A humble Mayawati is hard to picture but after her party’s shock defeat in Bhadohi in UP, the Queen Bee of Dalit politics has been trying for an image correction.

Maya’s style and substance
A humble Mayawati is hard to picture but after her party’s shock defeat in last month’s bye-election for the Bhadohi assembly seat in UP, the Queen Bee of Dalit politics has been trying for an image correction. She reacted in trademark style when she first got the news that her candidate had lost to bete noir Mulayam Singh Yadav’s SP nominee.

She summoned her close aides and gave them a verbal battering. But anger is a bad tactic in a high stakes game. As she plots her way to the prime minister’s chair, Mayawati has abandoned playing queen and is reordering her act. Those who’ve met her recently say she’s taken to being courteous and hospitable, welcoming visitors with tea and snacks, even apologizing to party old-timers for her aloofness and inaccessibility. It won’t happen again, she told some of them recently, tagging on a promise of regular meetings and consultations.

Not just style, she’s changed substance as well. Mayawati’s chief failure after the BSP won a majority in the 2007 assembly polls was to retreat into an ivory tower. With only her Brahmin poster boy Satish Mishra, her Muslim face Naseemuddin Siddiqi and a handful of trusted bureaucrats for company, she has spent the past two years in serene isolation, totally cut off from her party and other Dalit organizations that powered her rise. The most important of these is BAMCEF or the All Indian Backward and Minority Communities Employees Federation. Founded by Kanshi Ram and D K Kharpade in 1973, BAMCEF has grown over the years into a huge network of government employees drawn largely from the SC/ST categories. Its members form the BSP’s silent cadre who fan out to drum up support for the Dalit party. After the Badhoi defeat, BAMCEF leaders are back in Mayawati’s inner circle as advisors and strategists.

While Mishra and Siddiqi are still part of her core team, the re-entry of BAMCEF has diluted their influence considerably.
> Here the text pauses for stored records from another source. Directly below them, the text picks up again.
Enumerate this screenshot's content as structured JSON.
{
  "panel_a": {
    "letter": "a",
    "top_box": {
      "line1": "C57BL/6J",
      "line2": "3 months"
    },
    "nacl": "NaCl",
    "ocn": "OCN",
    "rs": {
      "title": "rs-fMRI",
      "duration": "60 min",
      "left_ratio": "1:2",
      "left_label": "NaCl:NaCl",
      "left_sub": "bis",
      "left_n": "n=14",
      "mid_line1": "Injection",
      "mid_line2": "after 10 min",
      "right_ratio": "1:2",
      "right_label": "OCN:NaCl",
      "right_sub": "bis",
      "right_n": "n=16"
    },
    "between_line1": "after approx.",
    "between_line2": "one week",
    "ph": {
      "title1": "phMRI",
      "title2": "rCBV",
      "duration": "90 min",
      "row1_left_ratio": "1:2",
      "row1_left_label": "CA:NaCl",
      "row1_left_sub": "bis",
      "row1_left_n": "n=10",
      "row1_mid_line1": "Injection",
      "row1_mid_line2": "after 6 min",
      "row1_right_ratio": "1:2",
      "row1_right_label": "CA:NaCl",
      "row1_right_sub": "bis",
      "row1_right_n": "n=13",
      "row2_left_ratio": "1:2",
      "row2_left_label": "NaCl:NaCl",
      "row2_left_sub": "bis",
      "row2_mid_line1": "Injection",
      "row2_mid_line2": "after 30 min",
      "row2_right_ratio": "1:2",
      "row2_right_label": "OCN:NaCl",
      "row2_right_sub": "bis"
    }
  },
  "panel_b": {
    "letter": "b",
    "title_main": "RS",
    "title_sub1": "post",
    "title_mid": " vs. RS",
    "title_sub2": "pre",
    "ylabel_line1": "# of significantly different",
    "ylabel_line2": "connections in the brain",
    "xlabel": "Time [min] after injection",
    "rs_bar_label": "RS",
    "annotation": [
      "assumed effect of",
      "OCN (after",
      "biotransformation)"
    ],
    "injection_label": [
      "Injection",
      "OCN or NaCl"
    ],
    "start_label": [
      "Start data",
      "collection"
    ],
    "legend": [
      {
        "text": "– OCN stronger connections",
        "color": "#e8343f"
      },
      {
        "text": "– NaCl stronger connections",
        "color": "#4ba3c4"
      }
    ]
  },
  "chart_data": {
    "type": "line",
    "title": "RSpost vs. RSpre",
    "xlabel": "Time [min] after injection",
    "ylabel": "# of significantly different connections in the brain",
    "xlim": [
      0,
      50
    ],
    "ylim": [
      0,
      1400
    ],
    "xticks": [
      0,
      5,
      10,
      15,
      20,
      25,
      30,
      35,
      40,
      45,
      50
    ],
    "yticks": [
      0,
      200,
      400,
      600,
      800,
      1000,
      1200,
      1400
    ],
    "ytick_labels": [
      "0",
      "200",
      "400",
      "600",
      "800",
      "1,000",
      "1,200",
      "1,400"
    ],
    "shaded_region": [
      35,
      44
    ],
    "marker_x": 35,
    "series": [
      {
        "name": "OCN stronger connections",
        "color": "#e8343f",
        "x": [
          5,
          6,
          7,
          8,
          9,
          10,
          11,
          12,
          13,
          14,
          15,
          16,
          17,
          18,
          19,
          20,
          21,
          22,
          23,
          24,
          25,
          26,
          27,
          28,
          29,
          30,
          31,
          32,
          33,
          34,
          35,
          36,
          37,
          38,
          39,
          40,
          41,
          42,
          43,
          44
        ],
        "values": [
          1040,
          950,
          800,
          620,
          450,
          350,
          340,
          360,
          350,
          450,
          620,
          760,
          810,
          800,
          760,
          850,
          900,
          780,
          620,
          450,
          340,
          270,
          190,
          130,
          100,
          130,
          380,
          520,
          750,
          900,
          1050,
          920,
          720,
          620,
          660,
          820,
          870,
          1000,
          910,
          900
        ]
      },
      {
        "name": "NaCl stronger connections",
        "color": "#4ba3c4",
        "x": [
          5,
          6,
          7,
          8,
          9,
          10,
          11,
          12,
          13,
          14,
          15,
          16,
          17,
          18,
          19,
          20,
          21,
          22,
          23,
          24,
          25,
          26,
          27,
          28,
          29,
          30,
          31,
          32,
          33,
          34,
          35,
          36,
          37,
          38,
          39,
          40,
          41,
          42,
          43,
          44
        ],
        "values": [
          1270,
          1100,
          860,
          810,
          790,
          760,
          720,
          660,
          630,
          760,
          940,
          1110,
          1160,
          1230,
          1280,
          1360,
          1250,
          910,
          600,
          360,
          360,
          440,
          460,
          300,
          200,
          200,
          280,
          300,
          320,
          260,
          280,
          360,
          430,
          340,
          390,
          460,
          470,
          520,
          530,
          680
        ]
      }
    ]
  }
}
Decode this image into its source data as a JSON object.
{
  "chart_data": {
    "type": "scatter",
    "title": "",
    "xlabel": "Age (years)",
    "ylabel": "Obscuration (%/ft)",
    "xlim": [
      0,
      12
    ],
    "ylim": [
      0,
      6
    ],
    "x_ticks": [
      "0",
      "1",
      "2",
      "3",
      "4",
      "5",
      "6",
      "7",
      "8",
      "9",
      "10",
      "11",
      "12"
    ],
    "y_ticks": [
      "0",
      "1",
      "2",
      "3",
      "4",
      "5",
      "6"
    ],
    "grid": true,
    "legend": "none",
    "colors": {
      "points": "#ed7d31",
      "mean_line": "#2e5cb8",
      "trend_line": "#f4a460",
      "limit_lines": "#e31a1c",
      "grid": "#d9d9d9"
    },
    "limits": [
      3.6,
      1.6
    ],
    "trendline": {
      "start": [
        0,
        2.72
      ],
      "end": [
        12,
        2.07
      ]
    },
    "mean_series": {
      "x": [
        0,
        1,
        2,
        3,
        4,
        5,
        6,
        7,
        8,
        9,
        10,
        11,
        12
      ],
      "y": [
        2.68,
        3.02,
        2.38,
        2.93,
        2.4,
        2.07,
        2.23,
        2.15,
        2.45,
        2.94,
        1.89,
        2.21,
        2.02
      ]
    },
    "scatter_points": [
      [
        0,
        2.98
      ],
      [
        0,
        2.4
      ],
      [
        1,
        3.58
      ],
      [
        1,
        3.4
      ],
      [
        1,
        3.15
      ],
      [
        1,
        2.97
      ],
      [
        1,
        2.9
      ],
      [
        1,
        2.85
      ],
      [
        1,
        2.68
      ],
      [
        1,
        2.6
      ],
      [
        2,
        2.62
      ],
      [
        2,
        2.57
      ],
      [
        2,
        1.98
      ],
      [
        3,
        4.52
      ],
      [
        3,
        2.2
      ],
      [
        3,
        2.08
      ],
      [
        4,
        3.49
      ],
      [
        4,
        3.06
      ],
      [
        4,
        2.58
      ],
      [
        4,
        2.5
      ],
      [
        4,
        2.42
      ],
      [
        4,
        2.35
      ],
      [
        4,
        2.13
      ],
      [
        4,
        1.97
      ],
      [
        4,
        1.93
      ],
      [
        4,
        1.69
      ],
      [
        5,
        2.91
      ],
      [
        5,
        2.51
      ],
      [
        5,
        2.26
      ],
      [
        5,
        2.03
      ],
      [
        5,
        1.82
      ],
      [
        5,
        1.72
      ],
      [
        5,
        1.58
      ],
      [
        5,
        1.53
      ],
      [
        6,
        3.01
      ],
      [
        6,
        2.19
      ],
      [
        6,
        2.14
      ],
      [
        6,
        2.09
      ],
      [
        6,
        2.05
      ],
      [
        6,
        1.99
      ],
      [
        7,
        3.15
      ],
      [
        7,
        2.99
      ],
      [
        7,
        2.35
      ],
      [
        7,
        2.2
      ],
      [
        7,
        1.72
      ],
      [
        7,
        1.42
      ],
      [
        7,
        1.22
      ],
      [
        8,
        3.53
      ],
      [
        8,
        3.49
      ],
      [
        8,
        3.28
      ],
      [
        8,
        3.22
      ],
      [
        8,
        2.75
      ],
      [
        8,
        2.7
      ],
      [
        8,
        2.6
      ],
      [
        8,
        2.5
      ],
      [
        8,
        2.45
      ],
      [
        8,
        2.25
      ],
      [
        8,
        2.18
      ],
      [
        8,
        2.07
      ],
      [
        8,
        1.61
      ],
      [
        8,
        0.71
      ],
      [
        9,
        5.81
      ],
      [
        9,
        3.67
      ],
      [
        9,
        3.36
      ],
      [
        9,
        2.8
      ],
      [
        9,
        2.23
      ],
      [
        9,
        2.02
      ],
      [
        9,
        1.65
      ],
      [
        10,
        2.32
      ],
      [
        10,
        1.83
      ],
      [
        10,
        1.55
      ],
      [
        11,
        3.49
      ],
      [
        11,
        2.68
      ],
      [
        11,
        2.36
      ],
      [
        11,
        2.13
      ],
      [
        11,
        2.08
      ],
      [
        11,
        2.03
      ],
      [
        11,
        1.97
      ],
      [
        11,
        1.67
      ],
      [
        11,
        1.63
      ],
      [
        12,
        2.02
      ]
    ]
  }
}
Mayawati is believed to have admitted to some of her old supporters that she made a big mistake by relying on non-politicians and bureaucrats for political advice instead of consulting those in the field. The question is whether she’s left it too late. Or can she salvage some of the damage? She is definitely trying. She has changed four of her candidates on advice from BSP workers in those constituencies, overturning decisions taken by Mishra and Siddiqi. She is also holding meetings every day with BSP and BAMCEF members from all over the state and other parts of the country too. It means abandoning governance for the time being. But hey, UP can wait when Delhi beckons!

Tailpiece
The Congress party’s pointsman for Kerala, defence minister A K Antony, has managed one notch on his belt. He’s got AICC media cell secretary Tom Vadakkan knocked out of the poll race. But much to his chagrin, there are three more ``outsiders’’ vying for a Congress ticket, former UN diplomat Shashi Tharoor, IAS officer Gigi Thomson and Karunakaran’s ex-aide Sreenivasan. Antony has put his foot down against nominating non-politicos who haven’t done a day’s politics in Kerala. But he seems to be fighting a losing battle because all three aspirants have pulled out a connection to 10 Janpath and are lobbying frantically. With the Left on the downswing, a Congress ticket is a highly sought prize in Kerala. It’s the only chance non-politicians on the Congress circuit have to break into Parliament, provided Antony doesn’t succeed in his mission to keep them out.